Doch auch gute Hufe haben ihre Grenzen. Aristoteles berichtete, dass in Kavallerieheeren immer wieder Pferde wegen abgelaufener Hufsohlen ausfielen. Die Griechen überlegten, wie sie die Hufe ihrer Pferde einwickeln und polstern können. Seit dem 5. Jahrhundert vor Christus bis ins 6. Jahrhundert nach Christus flocht man im antiken Griechenland und im römischen Imperium Pferde-Sandalen aus Gräsern, Bast, Ginster oder Binsen, die um die Hufe gebunden wurden.

Anderer Kontinent, ein paar Hundert Jahre früher: Die Ägypter schlugen sich mit den gleichen Problemen herum, hatten aber eine andere Idee. Sie umhüllten die Hufe ihrer Pferde mit Lappen, die sie mit einer Kordel über dem Huf zuschnürten. Auf Reiterdarstellungen am Tempel von Medinet-Habu in Theben aus dem 14. Jahrhundert vor Christus sind Pferde mit einem solchen Hufschutz abgebildet.

Jeder, der sein Pferd schon mal mit einem Hufverband auf den Paddock geschickt hat, ahnt, wie die Griechen, Römer und Ägypter damals geflucht haben müssen. So schnell sich der mühevoll drapierte neuzeitliche Krankenwickel in seine Einzelteile aufzulösen beginnt, werden auch die antiken Hufschutz-Modelle ihre Mindesthaltbarkeitsgrenze erreicht haben. Kein Wunder also, dass der Grieche Apsyrtos sich darüber beschwerte, dass die Befestigung der Sandalen zu Scheuerwunden führte und die Flechtsohle sich schnell abnutzte.

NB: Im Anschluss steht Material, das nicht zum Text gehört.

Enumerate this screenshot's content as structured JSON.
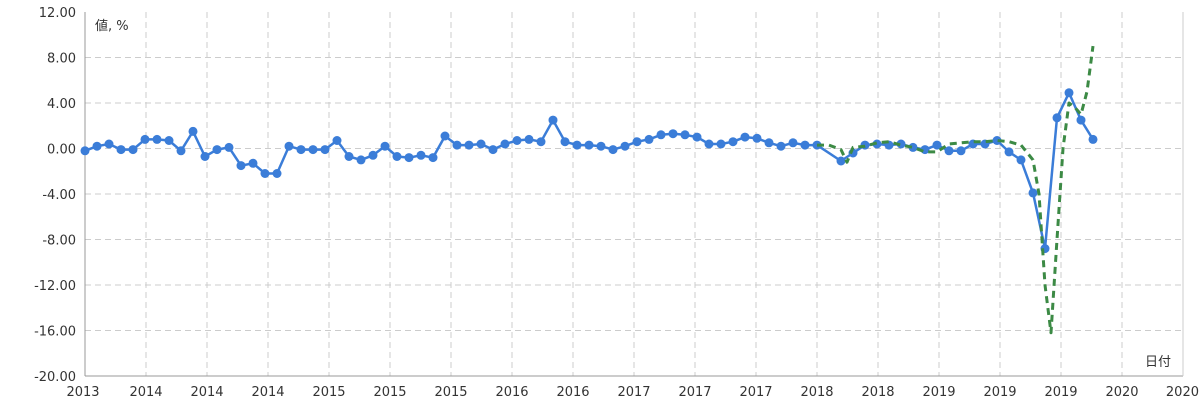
{
  "chart_data": {
    "type": "line",
    "ylabel": "値, %",
    "xlabel": "日付",
    "ylim": [
      -20,
      12
    ],
    "y_ticks": [
      "12.00",
      "8.00",
      "4.00",
      "0.00",
      "-4.00",
      "-8.00",
      "-12.00",
      "-16.00",
      "-20.00"
    ],
    "x_ticks": [
      "2013",
      "2014",
      "2014",
      "2014",
      "2015",
      "2015",
      "2015",
      "2016",
      "2016",
      "2017",
      "2017",
      "2017",
      "2018",
      "2018",
      "2019",
      "2019",
      "2019",
      "2020",
      "2020"
    ],
    "grid": true,
    "x_range": [
      2013.0,
      2020.625
    ],
    "series": [
      {
        "color": "#3b7dd8",
        "style": "solid-with-markers",
        "points": [
          [
            2013.0,
            -0.2
          ],
          [
            2013.083,
            0.2
          ],
          [
            2013.167,
            0.4
          ],
          [
            2013.25,
            -0.1
          ],
          [
            2013.333,
            -0.1
          ],
          [
            2013.417,
            0.8
          ],
          [
            2013.5,
            0.8
          ],
          [
            2013.583,
            0.7
          ],
          [
            2013.667,
            -0.2
          ],
          [
            2013.75,
            1.5
          ],
          [
            2013.833,
            -0.7
          ],
          [
            2013.917,
            -0.1
          ],
          [
            2014.0,
            0.1
          ],
          [
            2014.083,
            -1.5
          ],
          [
            2014.167,
            -1.3
          ],
          [
            2014.25,
            -2.2
          ],
          [
            2014.333,
            -2.2
          ],
          [
            2014.417,
            0.2
          ],
          [
            2014.5,
            -0.1
          ],
          [
            2014.583,
            -0.1
          ],
          [
            2014.667,
            -0.1
          ],
          [
            2014.75,
            0.7
          ],
          [
            2014.833,
            -0.7
          ],
          [
            2014.917,
            -1.0
          ],
          [
            2015.0,
            -0.6
          ],
          [
            2015.083,
            0.2
          ],
          [
            2015.167,
            -0.7
          ],
          [
            2015.25,
            -0.8
          ],
          [
            2015.333,
            -0.6
          ],
          [
            2015.417,
            -0.8
          ],
          [
            2015.5,
            1.1
          ],
          [
            2015.583,
            0.3
          ],
          [
            2015.667,
            0.3
          ],
          [
            2015.75,
            0.4
          ],
          [
            2015.833,
            -0.1
          ],
          [
            2015.917,
            0.4
          ],
          [
            2016.0,
            0.7
          ],
          [
            2016.083,
            0.8
          ],
          [
            2016.167,
            0.6
          ],
          [
            2016.25,
            2.5
          ],
          [
            2016.333,
            0.6
          ],
          [
            2016.417,
            0.3
          ],
          [
            2016.5,
            0.3
          ],
          [
            2016.583,
            0.2
          ],
          [
            2016.667,
            -0.1
          ],
          [
            2016.75,
            0.2
          ],
          [
            2016.833,
            0.6
          ],
          [
            2016.917,
            0.8
          ],
          [
            2017.0,
            1.2
          ],
          [
            2017.083,
            1.3
          ],
          [
            2017.167,
            1.2
          ],
          [
            2017.25,
            1.0
          ],
          [
            2017.333,
            0.4
          ],
          [
            2017.417,
            0.4
          ],
          [
            2017.5,
            0.6
          ],
          [
            2017.583,
            1.0
          ],
          [
            2017.667,
            0.9
          ],
          [
            2017.75,
            0.5
          ],
          [
            2017.833,
            0.2
          ],
          [
            2017.917,
            0.5
          ],
          [
            2018.0,
            0.3
          ],
          [
            2018.083,
            0.3
          ],
          [
            2018.25,
            -1.1
          ],
          [
            2018.333,
            -0.4
          ],
          [
            2018.417,
            0.3
          ],
          [
            2018.5,
            0.4
          ],
          [
            2018.583,
            0.3
          ],
          [
            2018.667,
            0.4
          ],
          [
            2018.75,
            0.1
          ],
          [
            2018.833,
            -0.1
          ],
          [
            2018.917,
            0.3
          ],
          [
            2019.0,
            -0.2
          ],
          [
            2019.083,
            -0.2
          ],
          [
            2019.167,
            0.4
          ],
          [
            2019.25,
            0.4
          ],
          [
            2019.333,
            0.7
          ],
          [
            2019.417,
            -0.3
          ],
          [
            2019.5,
            -1.0
          ],
          [
            2019.583,
            -3.9
          ],
          [
            2019.667,
            -8.8
          ],
          [
            2019.75,
            2.7
          ],
          [
            2019.833,
            4.9
          ],
          [
            2019.917,
            2.5
          ],
          [
            2020.0,
            0.8
          ]
        ]
      },
      {
        "color": "#3c8a45",
        "style": "dashed",
        "points": [
          [
            2018.083,
            0.3
          ],
          [
            2018.167,
            0.3
          ],
          [
            2018.25,
            -0.1
          ],
          [
            2018.292,
            -1.2
          ],
          [
            2018.333,
            0.1
          ],
          [
            2018.417,
            0.2
          ],
          [
            2018.5,
            0.5
          ],
          [
            2018.583,
            0.6
          ],
          [
            2018.667,
            0.3
          ],
          [
            2018.75,
            0.1
          ],
          [
            2018.833,
            -0.3
          ],
          [
            2018.917,
            -0.3
          ],
          [
            2019.0,
            0.4
          ],
          [
            2019.083,
            0.5
          ],
          [
            2019.167,
            0.6
          ],
          [
            2019.25,
            0.6
          ],
          [
            2019.333,
            0.7
          ],
          [
            2019.417,
            0.6
          ],
          [
            2019.5,
            0.3
          ],
          [
            2019.583,
            -1.0
          ],
          [
            2019.625,
            -4.0
          ],
          [
            2019.667,
            -12.0
          ],
          [
            2019.708,
            -16.2
          ],
          [
            2019.75,
            -8.0
          ],
          [
            2019.792,
            0.0
          ],
          [
            2019.833,
            4.0
          ],
          [
            2019.875,
            3.6
          ],
          [
            2019.917,
            3.0
          ],
          [
            2019.958,
            5.0
          ],
          [
            2020.0,
            9.0
          ]
        ]
      }
    ]
  }
}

Im 1. Jahrhundert vor Christus werden erstmals Eisensohlen erwähnt. Ob es sich dabei um Flechtsandalen mit einer Eisensohle gehandelt hat oder schon um die volleisernen "Hipposandalen", die bei Ausgrabungen an alten Handelswegen und Siedlungen gefunden wurden, wissen wir nicht. Letztere wurden mühsam am Pferd befestigt: Die Hufe wurden zunächst mit Wickeln geschützt und dann in die Metallschuhe gestellt. Dann wurden Bänder durch die angebrachten Haken gezogen, um die Schuhe an den Fesseln festzubinden. Den Funden nach benutzten Römer und Kelten die Hipposandalen aus Eisen.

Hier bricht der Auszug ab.